Publication year - 1988
Publication title -
acta anaesthesiologica scandinavica
Language(s) - English
Resource type - Journals
SCImago Journal Rank - 0.738
H-Index - 107
eISSN - 1399-6576
pISSN - 0001-5172
DOI - 10.1111/j.1399-6576.1988.tb02701.x
Subject(s) - premedication , medicine , anesthesia , nausea , vomiting , placebo , sedation , morphine , fentanyl , postoperative nausea and vomiting , surgery , alternative medicine , pathology
Ninety patients scheduled for general or orthopaedic surgical procedures were randomly assigned to receive one of three different i.m. premedications: dixyrazine 0.5 mg kg ‐1 ; morphine 0.15 mg kg ‐l and scopolamine 0.0065 mg kg ‐1 ; or placebo. The premedication was administered and evaluated in a double–blind fashion. The patients were anaesthetized with thiopentone, fentanyl, pancuronium, and ventilated with nitrous oxide in oxygen. The three premedications had no noticeable anxiolytic effect. Although there was no difference in the frequency of observed postoperative nausea and vomiting between the three groups, premedication with dixyrazine nonetheless reduced the patients' experience of postoperative nausea as well as their need for postoperative antiemetics.
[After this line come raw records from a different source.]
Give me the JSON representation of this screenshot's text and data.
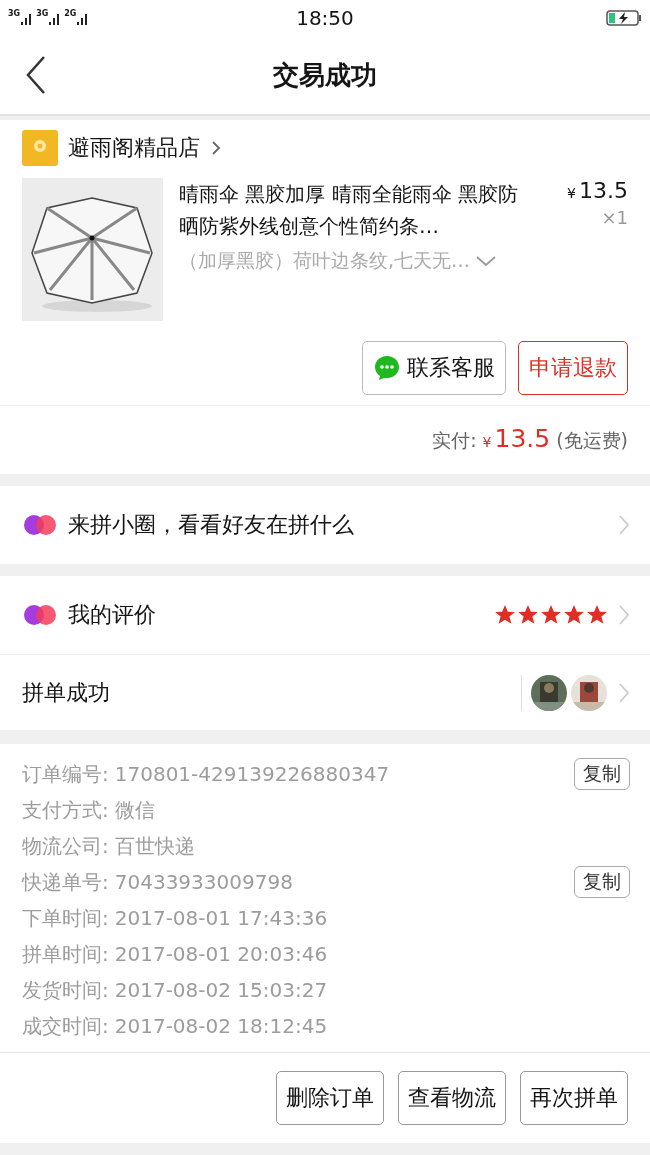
{
  "status_bar": {
    "networks": [
      "3G",
      "3G",
      "2G"
    ],
    "time": "18:50",
    "charging": true
  },
  "nav": {
    "title": "交易成功"
  },
  "shop": {
    "name": "避雨阁精品店"
  },
  "product": {
    "kind": "picture",
    "title": "晴雨伞 黑胶加厚 晴雨全能雨伞 黑胶防晒防紫外线创意个性简约条…",
    "variant": "（加厚黑胶）荷叶边条纹,七天无…",
    "currency": "¥",
    "price": "13.5",
    "quantity": "×1"
  },
  "actions": [
    "联系客服",
    "申请退款"
  ],
  "total": {
    "label": "实付:",
    "currency": "¥",
    "amount": "13.5",
    "note": "(免运费)"
  },
  "circle": {
    "label": "来拼小圈，看看好友在拼什么"
  },
  "rating": {
    "label": "我的评价",
    "stars": 5
  },
  "group": {
    "label": "拼单成功"
  },
  "info": [
    {
      "label": "订单编号:",
      "value": "170801-429139226880347",
      "action": "复制"
    },
    {
      "label": "支付方式:",
      "value": "微信"
    },
    {
      "label": "物流公司:",
      "value": "百世快递"
    },
    {
      "label": "快递单号:",
      "value": "70433933009798",
      "action": "复制"
    },
    {
      "label": "下单时间:",
      "value": "2017-08-01 17:43:36"
    },
    {
      "label": "拼单时间:",
      "value": "2017-08-01 20:03:46"
    },
    {
      "label": "发货时间:",
      "value": "2017-08-02 15:03:27"
    },
    {
      "label": "成交时间:",
      "value": "2017-08-02 18:12:45"
    }
  ],
  "footer_buttons": [
    "删除订单",
    "查看物流",
    "再次拼单"
  ]
}
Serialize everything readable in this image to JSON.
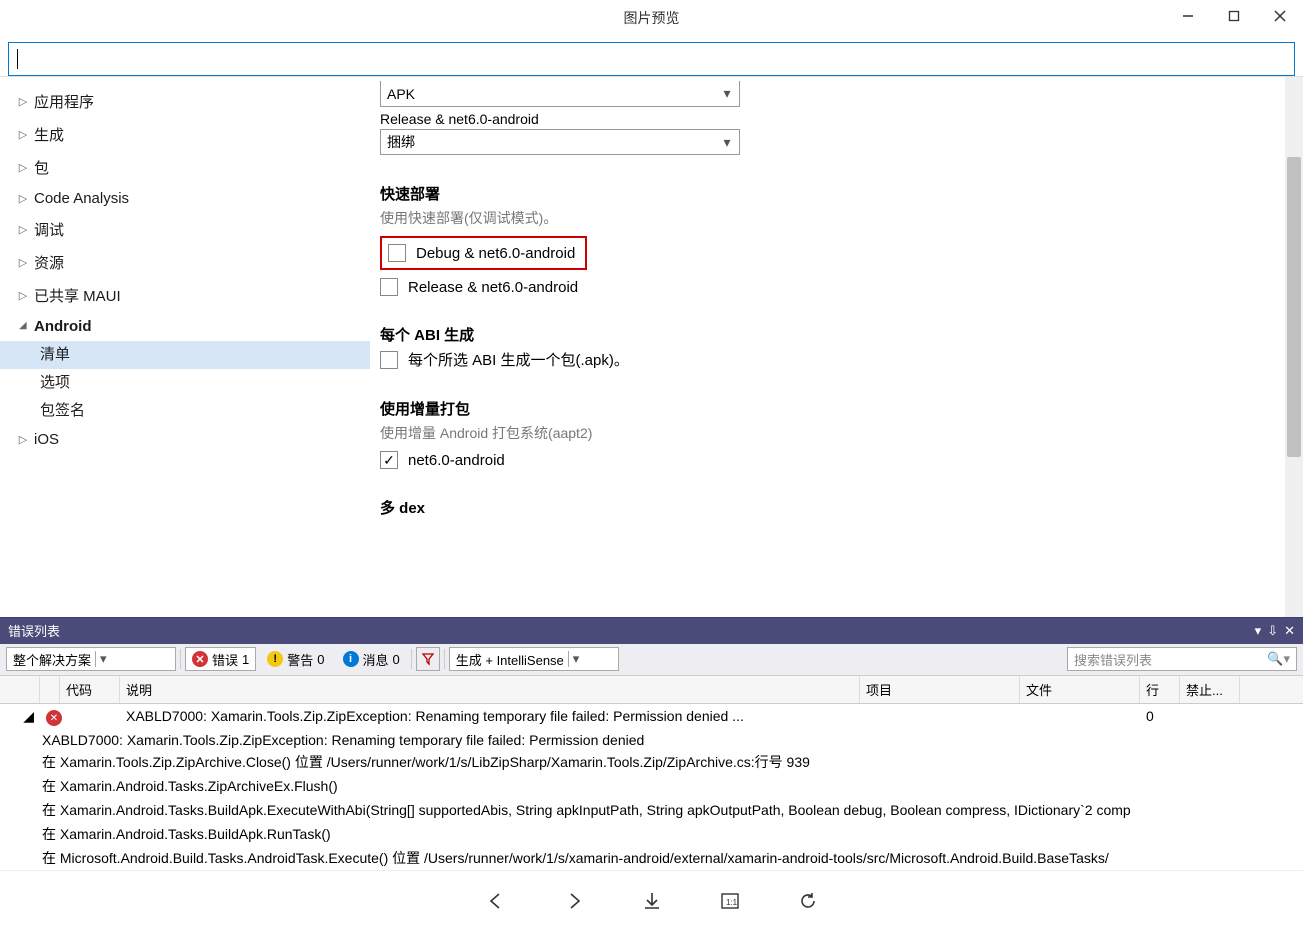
{
  "window": {
    "title": "图片预览"
  },
  "sidebar": {
    "items": [
      {
        "label": "应用程序"
      },
      {
        "label": "生成"
      },
      {
        "label": "包"
      },
      {
        "label": "Code Analysis"
      },
      {
        "label": "调试"
      },
      {
        "label": "资源"
      },
      {
        "label": "已共享 MAUI"
      }
    ],
    "android_label": "Android",
    "android_children": [
      "清单",
      "选项",
      "包签名"
    ],
    "ios_label": "iOS"
  },
  "content": {
    "apk_value": "APK",
    "release_label": "Release & net6.0-android",
    "bind_value": "捆绑",
    "sections": {
      "fastdeploy": {
        "heading": "快速部署",
        "desc": "使用快速部署(仅调试模式)。",
        "opt1": "Debug & net6.0-android",
        "opt2": "Release & net6.0-android"
      },
      "abi": {
        "heading": "每个 ABI 生成",
        "opt": "每个所选 ABI 生成一个包(.apk)。"
      },
      "incremental": {
        "heading": "使用增量打包",
        "desc": "使用增量 Android 打包系统(aapt2)",
        "opt": "net6.0-android"
      },
      "multidex": {
        "heading": "多 dex"
      }
    }
  },
  "errorlist": {
    "title": "错误列表",
    "scope": "整个解决方案",
    "errors_label": "错误",
    "errors_count": "1",
    "warnings_label": "警告",
    "warnings_count": "0",
    "messages_label": "消息",
    "messages_count": "0",
    "source": "生成 + IntelliSense",
    "search_placeholder": "搜索错误列表",
    "columns": {
      "code": "代码",
      "desc": "说明",
      "project": "项目",
      "file": "文件",
      "line": "行",
      "suppress": "禁止..."
    },
    "row": {
      "desc": "XABLD7000: Xamarin.Tools.Zip.ZipException: Renaming temporary file failed: Permission denied ...",
      "line": "0"
    },
    "detail": [
      "XABLD7000: Xamarin.Tools.Zip.ZipException: Renaming temporary file failed: Permission denied",
      "   在 Xamarin.Tools.Zip.ZipArchive.Close() 位置 /Users/runner/work/1/s/LibZipSharp/Xamarin.Tools.Zip/ZipArchive.cs:行号 939",
      "   在 Xamarin.Android.Tasks.ZipArchiveEx.Flush()",
      "   在 Xamarin.Android.Tasks.BuildApk.ExecuteWithAbi(String[] supportedAbis, String apkInputPath, String apkOutputPath, Boolean debug, Boolean compress, IDictionary`2 comp",
      "   在 Xamarin.Android.Tasks.BuildApk.RunTask()",
      "   在 Microsoft.Android.Build.Tasks.AndroidTask.Execute() 位置 /Users/runner/work/1/s/xamarin-android/external/xamarin-android-tools/src/Microsoft.Android.Build.BaseTasks/"
    ]
  }
}
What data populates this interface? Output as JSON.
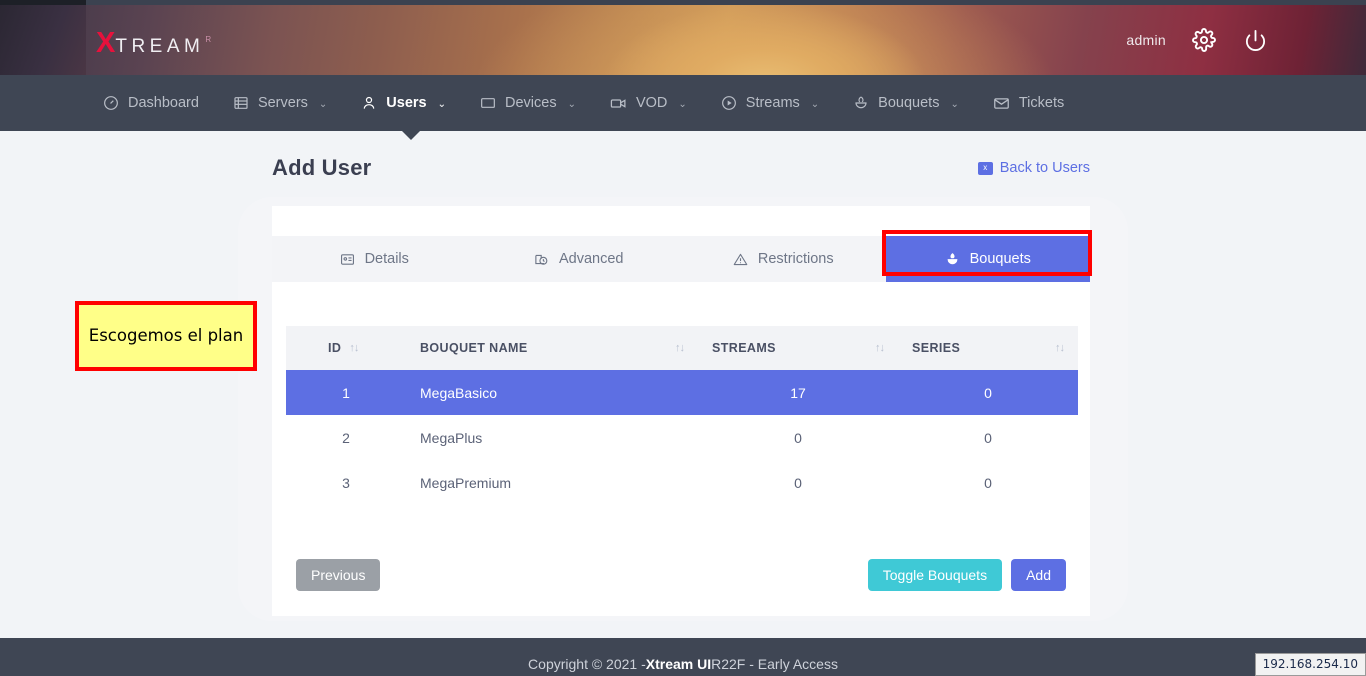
{
  "banner": {
    "logo_x": "X",
    "logo_rest": "TREAM",
    "logo_sup": "R",
    "admin_label": "admin",
    "gear_icon": "gear-icon",
    "power_icon": "power-icon"
  },
  "nav": {
    "items": [
      {
        "label": "Dashboard",
        "icon": "gauge-icon",
        "caret": "",
        "active": false
      },
      {
        "label": "Servers",
        "icon": "server-list-icon",
        "caret": "⌄",
        "active": false
      },
      {
        "label": "Users",
        "icon": "user-icon",
        "caret": "⌄",
        "active": true
      },
      {
        "label": "Devices",
        "icon": "device-icon",
        "caret": "⌄",
        "active": false
      },
      {
        "label": "VOD",
        "icon": "video-icon",
        "caret": "⌄",
        "active": false
      },
      {
        "label": "Streams",
        "icon": "play-circle-icon",
        "caret": "⌄",
        "active": false
      },
      {
        "label": "Bouquets",
        "icon": "bouquet-icon",
        "caret": "⌄",
        "active": false
      },
      {
        "label": "Tickets",
        "icon": "envelope-icon",
        "caret": "",
        "active": false
      }
    ]
  },
  "page": {
    "title": "Add User",
    "back_link": "Back to Users",
    "back_badge": "x"
  },
  "tabs": [
    {
      "label": "Details",
      "icon": "id-card-icon",
      "active": false
    },
    {
      "label": "Advanced",
      "icon": "clock-box-icon",
      "active": false
    },
    {
      "label": "Restrictions",
      "icon": "warning-triangle-icon",
      "active": false
    },
    {
      "label": "Bouquets",
      "icon": "bouquet-icon",
      "active": true
    }
  ],
  "table": {
    "columns": [
      {
        "label": "ID",
        "sort": "↑↓"
      },
      {
        "label": "BOUQUET NAME",
        "sort": "↑↓"
      },
      {
        "label": "STREAMS",
        "sort": "↑↓"
      },
      {
        "label": "SERIES",
        "sort": "↑↓"
      }
    ],
    "rows": [
      {
        "id": "1",
        "name": "MegaBasico",
        "streams": "17",
        "series": "0",
        "selected": true
      },
      {
        "id": "2",
        "name": "MegaPlus",
        "streams": "0",
        "series": "0",
        "selected": false
      },
      {
        "id": "3",
        "name": "MegaPremium",
        "streams": "0",
        "series": "0",
        "selected": false
      }
    ]
  },
  "buttons": {
    "previous": "Previous",
    "toggle_bouquets": "Toggle Bouquets",
    "add": "Add"
  },
  "annotation": {
    "text": "Escogemos el plan"
  },
  "footer": {
    "copyright_prefix": "Copyright © 2021 - ",
    "copyright_brand": "Xtream UI",
    "copyright_suffix": " R22F - Early Access"
  },
  "status_bar": {
    "ip": "192.168.254.10"
  },
  "colors": {
    "accent_blue": "#5d6fe3",
    "teal": "#3fc9d6",
    "grey_btn": "#9ba0a6",
    "navbar": "#3f4654",
    "highlight_red": "#ff0000",
    "annotation_yellow": "#ffff88",
    "logo_red": "#e8113c"
  }
}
Although patients in the two treatment groups were significantly more sedated immediately before induction of anaesthesia than patients receiving placebo, the degree of postoperative sedation was similar in all three groups. Morphine–scopolamine caused more postoperative dizziness than dixyrazine and placebo. Lack of recall was produced by both morphine–scopolamine and dixyrazine. It is concluded that premedication with dixyrazine is a useful alternative, especially in patients who have previously experienced postoperative nausea and vomiting.